Dual Iterative Closed-Loop Design: The reward model and the generation model mutually promote each other, mitigating the distribution drift caused by static reward signals.
Data Efficiency: Only 6,000 human-annotated pairs are required for initialization, far fewer than the training data needed by other reward models.
Flexible Preference Strategies: Both DPO and KTO are supported, accommodating different data formats.
Cross-Architecture Generalization: The method is effective across both CogVideoX (cross-attention DiT) and Wan (MMDiT) architectures.
"Smaller Model Beats Larger Model": The results validate the substantial potential of post-training strategies.

Limitations & Future Work¶

Training costs remain high (128 GPUs × approximately two weeks per round), making rapid iteration impractical.
The PCE threshold (0.5) lacks theoretical justification and may require scenario-specific tuning.
The reward model relies on VLMs (VILA 13B/40B), introducing additional computational and storage overhead.
Finer-grained quality dimensions (e.g., physical plausibility, causal consistency) are not explored.
Performance gains diminish as the number of iterations increases, and the convergence behavior is not thoroughly analyzed.

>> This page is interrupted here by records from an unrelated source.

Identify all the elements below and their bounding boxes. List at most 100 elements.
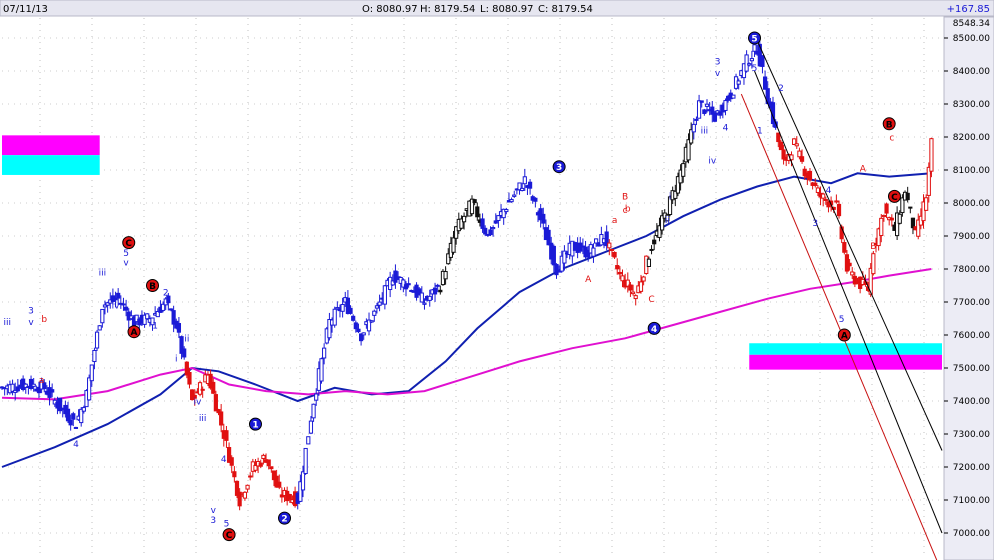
price-bar-body	[314, 393, 319, 401]
price-bar-body	[361, 332, 366, 336]
price-bar-body	[527, 181, 533, 189]
header-bar: 07/11/13 O: 8080.97 H: 8179.54 L: 8080.9…	[0, 0, 994, 17]
price-bar-body	[258, 462, 263, 467]
price-bar-body	[736, 80, 741, 85]
price-bar-body	[303, 447, 308, 474]
wave-label: 5	[839, 315, 845, 325]
price-bar-body	[541, 213, 546, 224]
price-bar-body	[551, 245, 556, 266]
wave-label: iv	[708, 156, 717, 166]
wave-circle-label: 1	[252, 421, 258, 431]
price-bar-body	[89, 364, 94, 382]
wave-label: iv	[112, 302, 121, 312]
wave-label: B	[622, 193, 628, 203]
wave-label: 5	[123, 249, 129, 259]
price-bar-body	[554, 263, 559, 276]
wave-label: 4	[73, 440, 79, 450]
wave-label: b	[41, 315, 47, 325]
price-bar-body	[81, 407, 86, 412]
price-bar-body	[187, 371, 192, 385]
wave-label: v	[211, 506, 217, 516]
price-bar-body	[31, 383, 36, 387]
header-low: L: 8080.97	[480, 4, 533, 15]
price-bar-body	[369, 320, 374, 323]
y-tick-label: 7100.00	[953, 496, 990, 506]
price-bar-body	[65, 408, 71, 422]
wave-label: iii	[701, 127, 709, 137]
price-bar-body	[483, 227, 488, 235]
wave-circle-label: C	[226, 531, 233, 541]
price-bar-body	[372, 310, 377, 316]
price-bar-body	[351, 315, 356, 321]
price-bar-body	[475, 206, 480, 218]
price-bar-body	[712, 112, 718, 122]
price-bar-body	[348, 307, 353, 314]
wave-label: i	[669, 193, 672, 203]
price-bar-body	[522, 176, 527, 185]
price-bar-body	[443, 271, 448, 280]
price-bar-body	[382, 285, 387, 305]
price-bar-body	[480, 218, 485, 229]
price-bar-body	[823, 199, 828, 202]
price-bar-body	[747, 63, 752, 66]
price-bar-body	[871, 253, 876, 275]
wave-circle-label: 4	[651, 325, 657, 335]
price-bar-body	[248, 475, 253, 478]
price-bar-body	[427, 295, 432, 301]
price-bar-body	[176, 323, 182, 333]
wave-circle-label: C	[125, 239, 132, 249]
price-bar-body	[422, 302, 427, 305]
price-bar-body	[821, 193, 826, 199]
chart-canvas: 07/11/13 O: 8080.97 H: 8179.54 L: 8080.9…	[0, 0, 994, 560]
price-bar-body	[924, 197, 929, 211]
price-bar-body	[607, 242, 612, 249]
price-bar-body	[617, 271, 622, 275]
price-bar-body	[121, 303, 126, 306]
price-bar-body	[322, 347, 327, 359]
price-bar-body	[649, 248, 654, 251]
price-bar-body	[124, 306, 129, 311]
price-bar-body	[493, 220, 498, 224]
price-bar-body	[609, 248, 615, 251]
y-tick-label: 7600.00	[953, 331, 990, 341]
price-bar-body	[630, 291, 636, 295]
target-zone-magenta	[2, 135, 100, 156]
y-tick-label: 7200.00	[953, 463, 990, 473]
price-bar-body	[749, 58, 754, 62]
wave-circle-label: 3	[556, 163, 562, 173]
price-bar-body	[211, 381, 216, 394]
price-bar-body	[799, 156, 805, 162]
price-bar-body	[335, 307, 340, 310]
price-bar-body	[116, 292, 121, 299]
price-bar-body	[488, 229, 493, 236]
wave-label: 5	[752, 64, 758, 74]
header-close: C: 8179.54	[538, 4, 593, 15]
price-bar-body	[762, 76, 768, 90]
wave-label: A	[585, 275, 592, 285]
wave-label: 3	[28, 307, 34, 317]
price-bar-body	[451, 237, 456, 253]
price-bar-body	[232, 471, 237, 478]
y-tick-label: 8500.00	[953, 34, 990, 44]
y-tick-label: 7700.00	[953, 298, 990, 308]
price-bar-body	[73, 426, 79, 429]
price-bar-body	[760, 55, 765, 67]
y-tick-label: 7300.00	[953, 430, 990, 440]
price-bar-body	[491, 227, 496, 230]
price-bar-body	[897, 213, 902, 224]
price-bar-body	[97, 325, 102, 331]
wave-label: v	[715, 69, 721, 79]
price-bar-body	[794, 143, 799, 147]
wave-circle-label: A	[841, 332, 848, 342]
price-bar-body	[406, 283, 411, 286]
price-bar-body	[403, 284, 409, 290]
wave-label: a	[39, 376, 45, 386]
price-bar-body	[219, 411, 224, 426]
y-tick-label: 8200.00	[953, 133, 990, 143]
price-bar-body	[638, 281, 644, 292]
price-bar-body	[266, 459, 271, 467]
price-axis: 8548.34	[943, 16, 994, 560]
wave-label: 1	[152, 321, 158, 331]
header-date: 07/11/13	[3, 4, 48, 15]
wave-label: i	[175, 354, 178, 364]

Diffusion-DPO (Wallace et al.): Extends DPO to diffusion models; this paper builds upon it by introducing iterative optimization.
InstructVideo: Proposes temporally decayed rewards, but with limited gains; the iterative approach proposed here achieves substantially larger improvements.
RLHF for LLM: The scoring-and-alignment paradigm from the LLM domain is adopted, with the innovative addition of self-iterative reward model refinement.
Insight: The quality of the reward model is the bottleneck of preference optimization; the self-training paradigm may generalize to other domains such as image generation.

Rating¶

Novelty: ⭐⭐⭐⭐ — The dual iterative closed-loop design and the PCE mechanism are genuinely innovative.
Experimental Thoroughness: ⭐⭐⭐⭐⭐ — Multi-architecture, multi-scale, and multi-round ablation studies are highly comprehensive.
Writing Quality: ⭐⭐⭐⭐ — The structure is clear and the mathematical derivations are complete.
Value: ⭐⭐⭐⭐ — The work provides strong practical guidance for post-training of video generation models.